Maar het verdelen van de aarde in tijdzones lost nog steeds niet alle problemen op, in het bijzonder het probleem van het rationeel gebruik van de lichtperiode. Daarom worden in veel landen, waaronder Oekraïne, op de laatste zondag van maart de wijzers een uur vooruit gezet en eind oktober teruggezet naar de standaardtijd. Ga naar zomertijd maakt een zuiniger gebruik van brandstoffen en energiebronnen mogelijk. Bovendien kunnen mensen hierdoor meer tijd in natuurlijk licht werken en ontspannen, en het meest natuurlijke licht gebruiken om te slapen. donkere tijd dagen.

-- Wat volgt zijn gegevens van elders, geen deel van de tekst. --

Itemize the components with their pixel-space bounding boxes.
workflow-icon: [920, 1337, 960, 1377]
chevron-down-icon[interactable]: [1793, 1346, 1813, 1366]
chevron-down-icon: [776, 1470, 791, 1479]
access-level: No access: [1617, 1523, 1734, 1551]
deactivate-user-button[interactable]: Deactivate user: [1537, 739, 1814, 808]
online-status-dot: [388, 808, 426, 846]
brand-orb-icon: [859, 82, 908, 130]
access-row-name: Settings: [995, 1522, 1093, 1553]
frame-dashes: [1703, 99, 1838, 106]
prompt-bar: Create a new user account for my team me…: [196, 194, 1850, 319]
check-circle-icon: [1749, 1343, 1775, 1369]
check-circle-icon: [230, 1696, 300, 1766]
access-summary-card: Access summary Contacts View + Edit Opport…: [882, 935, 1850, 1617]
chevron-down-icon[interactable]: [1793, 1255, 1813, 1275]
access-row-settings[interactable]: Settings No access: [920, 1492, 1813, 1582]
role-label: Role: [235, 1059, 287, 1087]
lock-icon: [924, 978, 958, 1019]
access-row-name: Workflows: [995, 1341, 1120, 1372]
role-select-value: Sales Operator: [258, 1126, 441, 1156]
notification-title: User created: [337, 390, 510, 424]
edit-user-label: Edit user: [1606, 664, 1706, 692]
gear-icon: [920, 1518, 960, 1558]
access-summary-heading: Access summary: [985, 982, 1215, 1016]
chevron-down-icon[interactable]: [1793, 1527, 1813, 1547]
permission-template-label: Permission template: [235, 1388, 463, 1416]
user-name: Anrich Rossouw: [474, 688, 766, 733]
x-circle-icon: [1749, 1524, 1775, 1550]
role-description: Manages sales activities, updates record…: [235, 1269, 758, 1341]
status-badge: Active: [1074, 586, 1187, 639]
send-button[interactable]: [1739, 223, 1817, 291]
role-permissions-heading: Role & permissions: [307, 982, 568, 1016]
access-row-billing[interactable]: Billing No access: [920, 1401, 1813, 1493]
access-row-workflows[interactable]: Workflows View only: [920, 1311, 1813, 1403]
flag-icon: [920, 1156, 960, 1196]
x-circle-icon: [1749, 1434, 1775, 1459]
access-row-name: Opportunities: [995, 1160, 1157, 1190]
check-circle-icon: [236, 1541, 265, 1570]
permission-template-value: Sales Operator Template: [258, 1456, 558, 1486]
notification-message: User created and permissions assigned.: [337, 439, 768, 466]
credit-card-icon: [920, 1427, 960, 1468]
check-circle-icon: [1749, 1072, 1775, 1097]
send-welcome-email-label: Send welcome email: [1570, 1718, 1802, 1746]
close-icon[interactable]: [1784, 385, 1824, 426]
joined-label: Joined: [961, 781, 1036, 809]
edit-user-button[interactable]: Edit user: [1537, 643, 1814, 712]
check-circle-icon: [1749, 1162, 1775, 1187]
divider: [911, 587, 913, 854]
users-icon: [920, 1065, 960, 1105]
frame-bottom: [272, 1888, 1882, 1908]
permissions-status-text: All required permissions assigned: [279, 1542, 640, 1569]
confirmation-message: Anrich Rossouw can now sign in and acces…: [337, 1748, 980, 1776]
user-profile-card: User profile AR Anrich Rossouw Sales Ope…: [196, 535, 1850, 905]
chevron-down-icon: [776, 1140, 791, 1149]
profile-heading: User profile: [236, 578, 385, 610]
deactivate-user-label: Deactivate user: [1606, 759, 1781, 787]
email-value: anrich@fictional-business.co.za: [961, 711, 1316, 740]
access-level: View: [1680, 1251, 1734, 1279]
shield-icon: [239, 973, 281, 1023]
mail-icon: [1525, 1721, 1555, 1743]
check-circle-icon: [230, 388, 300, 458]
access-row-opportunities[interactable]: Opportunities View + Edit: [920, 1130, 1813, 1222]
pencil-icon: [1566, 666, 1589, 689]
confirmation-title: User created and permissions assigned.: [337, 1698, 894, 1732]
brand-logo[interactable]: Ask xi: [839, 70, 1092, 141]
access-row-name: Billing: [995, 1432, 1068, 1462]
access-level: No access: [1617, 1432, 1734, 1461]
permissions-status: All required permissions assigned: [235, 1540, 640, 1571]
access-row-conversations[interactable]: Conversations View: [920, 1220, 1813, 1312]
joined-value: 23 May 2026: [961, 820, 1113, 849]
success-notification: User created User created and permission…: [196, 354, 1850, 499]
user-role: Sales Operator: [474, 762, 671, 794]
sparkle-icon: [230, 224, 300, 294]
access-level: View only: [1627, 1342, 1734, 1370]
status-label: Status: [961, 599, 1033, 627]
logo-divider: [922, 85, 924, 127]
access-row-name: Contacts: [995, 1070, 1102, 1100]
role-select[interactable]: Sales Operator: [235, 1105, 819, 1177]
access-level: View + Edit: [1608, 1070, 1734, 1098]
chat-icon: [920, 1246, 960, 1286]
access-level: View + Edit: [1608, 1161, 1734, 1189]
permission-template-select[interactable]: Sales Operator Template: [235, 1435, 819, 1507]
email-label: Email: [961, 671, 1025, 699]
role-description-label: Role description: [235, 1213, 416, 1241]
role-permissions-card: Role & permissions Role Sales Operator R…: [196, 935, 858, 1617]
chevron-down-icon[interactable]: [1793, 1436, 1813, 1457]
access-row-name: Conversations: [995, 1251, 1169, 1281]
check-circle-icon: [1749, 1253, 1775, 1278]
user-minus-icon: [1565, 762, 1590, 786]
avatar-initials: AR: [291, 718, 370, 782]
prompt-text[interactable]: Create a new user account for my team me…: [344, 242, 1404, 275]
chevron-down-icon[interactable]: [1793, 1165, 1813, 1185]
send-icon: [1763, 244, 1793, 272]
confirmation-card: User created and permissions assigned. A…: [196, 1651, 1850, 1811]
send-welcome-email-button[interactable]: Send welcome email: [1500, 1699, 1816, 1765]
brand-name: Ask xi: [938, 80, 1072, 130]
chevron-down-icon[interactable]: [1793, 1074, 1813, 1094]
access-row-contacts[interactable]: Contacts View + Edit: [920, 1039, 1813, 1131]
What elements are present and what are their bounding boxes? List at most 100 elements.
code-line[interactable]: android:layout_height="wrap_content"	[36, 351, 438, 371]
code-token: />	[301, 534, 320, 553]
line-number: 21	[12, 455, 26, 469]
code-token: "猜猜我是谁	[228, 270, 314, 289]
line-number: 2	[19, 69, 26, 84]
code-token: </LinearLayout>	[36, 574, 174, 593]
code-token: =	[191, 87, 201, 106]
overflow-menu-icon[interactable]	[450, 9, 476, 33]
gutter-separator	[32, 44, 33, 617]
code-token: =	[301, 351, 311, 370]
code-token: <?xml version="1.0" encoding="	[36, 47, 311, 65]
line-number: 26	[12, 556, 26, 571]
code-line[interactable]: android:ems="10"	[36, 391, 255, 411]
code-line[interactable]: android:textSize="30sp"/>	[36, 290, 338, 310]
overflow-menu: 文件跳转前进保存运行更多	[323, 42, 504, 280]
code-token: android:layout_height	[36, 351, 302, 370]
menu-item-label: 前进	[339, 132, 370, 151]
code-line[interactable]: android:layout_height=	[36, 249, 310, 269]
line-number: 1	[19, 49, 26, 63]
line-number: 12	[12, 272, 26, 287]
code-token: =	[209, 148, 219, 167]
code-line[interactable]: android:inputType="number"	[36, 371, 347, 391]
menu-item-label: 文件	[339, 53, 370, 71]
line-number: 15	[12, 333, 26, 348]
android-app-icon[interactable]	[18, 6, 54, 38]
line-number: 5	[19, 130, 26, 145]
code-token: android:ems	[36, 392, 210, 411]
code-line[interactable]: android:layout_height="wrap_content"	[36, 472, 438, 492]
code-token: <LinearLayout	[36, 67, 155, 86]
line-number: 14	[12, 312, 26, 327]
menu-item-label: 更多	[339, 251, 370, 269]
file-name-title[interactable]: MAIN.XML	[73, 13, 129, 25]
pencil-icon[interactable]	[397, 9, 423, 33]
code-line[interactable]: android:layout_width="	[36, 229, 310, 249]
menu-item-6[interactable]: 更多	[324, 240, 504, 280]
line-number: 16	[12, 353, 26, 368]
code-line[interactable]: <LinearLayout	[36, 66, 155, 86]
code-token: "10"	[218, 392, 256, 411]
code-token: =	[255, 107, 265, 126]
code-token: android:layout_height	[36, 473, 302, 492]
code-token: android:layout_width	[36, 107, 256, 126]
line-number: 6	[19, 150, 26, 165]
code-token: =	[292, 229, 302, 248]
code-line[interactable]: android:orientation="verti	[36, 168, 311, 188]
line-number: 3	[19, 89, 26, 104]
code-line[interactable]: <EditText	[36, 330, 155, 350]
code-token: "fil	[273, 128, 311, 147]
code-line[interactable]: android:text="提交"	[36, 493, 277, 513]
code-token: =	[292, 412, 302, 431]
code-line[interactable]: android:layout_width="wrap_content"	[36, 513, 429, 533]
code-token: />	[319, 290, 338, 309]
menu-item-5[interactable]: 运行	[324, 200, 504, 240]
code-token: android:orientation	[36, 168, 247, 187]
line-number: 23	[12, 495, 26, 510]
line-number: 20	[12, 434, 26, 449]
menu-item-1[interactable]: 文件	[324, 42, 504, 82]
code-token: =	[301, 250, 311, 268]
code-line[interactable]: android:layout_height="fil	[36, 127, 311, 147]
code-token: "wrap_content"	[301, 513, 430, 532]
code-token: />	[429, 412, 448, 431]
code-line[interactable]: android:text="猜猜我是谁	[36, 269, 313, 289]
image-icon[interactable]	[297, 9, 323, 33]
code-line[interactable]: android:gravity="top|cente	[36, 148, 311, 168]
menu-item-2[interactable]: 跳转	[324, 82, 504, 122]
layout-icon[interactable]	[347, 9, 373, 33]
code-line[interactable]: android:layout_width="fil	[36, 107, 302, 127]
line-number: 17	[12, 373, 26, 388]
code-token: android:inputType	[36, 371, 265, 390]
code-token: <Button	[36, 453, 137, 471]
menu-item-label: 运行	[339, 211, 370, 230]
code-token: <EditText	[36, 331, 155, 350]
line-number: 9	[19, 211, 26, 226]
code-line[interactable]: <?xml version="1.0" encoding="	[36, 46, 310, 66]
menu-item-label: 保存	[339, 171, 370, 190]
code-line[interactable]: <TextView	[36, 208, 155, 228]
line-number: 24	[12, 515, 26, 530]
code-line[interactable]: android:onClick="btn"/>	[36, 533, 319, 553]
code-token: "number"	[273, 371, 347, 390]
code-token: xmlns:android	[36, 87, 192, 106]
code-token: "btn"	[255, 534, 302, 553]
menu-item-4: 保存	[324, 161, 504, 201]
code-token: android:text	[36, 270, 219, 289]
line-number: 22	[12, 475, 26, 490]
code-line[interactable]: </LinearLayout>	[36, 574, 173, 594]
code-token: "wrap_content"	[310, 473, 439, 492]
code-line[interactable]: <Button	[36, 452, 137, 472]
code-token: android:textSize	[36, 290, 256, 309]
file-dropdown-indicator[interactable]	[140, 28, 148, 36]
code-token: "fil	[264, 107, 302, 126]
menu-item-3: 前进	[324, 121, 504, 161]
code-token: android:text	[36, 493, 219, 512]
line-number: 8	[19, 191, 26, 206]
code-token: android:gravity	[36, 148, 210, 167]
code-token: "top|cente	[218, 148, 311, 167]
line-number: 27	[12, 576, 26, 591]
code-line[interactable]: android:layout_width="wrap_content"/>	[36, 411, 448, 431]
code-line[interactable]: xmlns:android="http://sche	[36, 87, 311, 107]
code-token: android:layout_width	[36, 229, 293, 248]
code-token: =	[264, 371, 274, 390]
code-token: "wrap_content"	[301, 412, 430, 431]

In de praktische verdeling van tijdzones op onze planeet zijn de ruimtes waar de datumgrens gewoonlijk doorheen gaat specifiek. Deze lijn loopt grotendeels in de open oceaan langs de 180°-meridiaan en wijkt enigszins af waar hij eilanden kruist of verschillende staten scheidt. Dit werd gedaan om bepaalde kalenderongemakken voor de mensen die er wonen te voorkomen. Bij het overschrijden van een lijn van west naar oost wordt de datum herhaald; bij beweging in de tegenovergestelde richting wordt één dag van de telling uitgesloten. Interessant is dat er in de Beringstraat tussen Chukotka en Alaska twee eilanden zijn die gescheiden zijn door de internationale datumgrens: het eiland Ratmanov, dat tot Rusland behoort, en het eiland Kruzenshtern, dat tot SELA behoort. Nadat u een afstand van enkele kilometers tussen de twee eilanden heeft afgelegd, bevindt u zich... in gisteren, als u vanaf het eiland Ratmanov vaart, of in morgen, wanneer u in de tegenovergestelde richting vaart.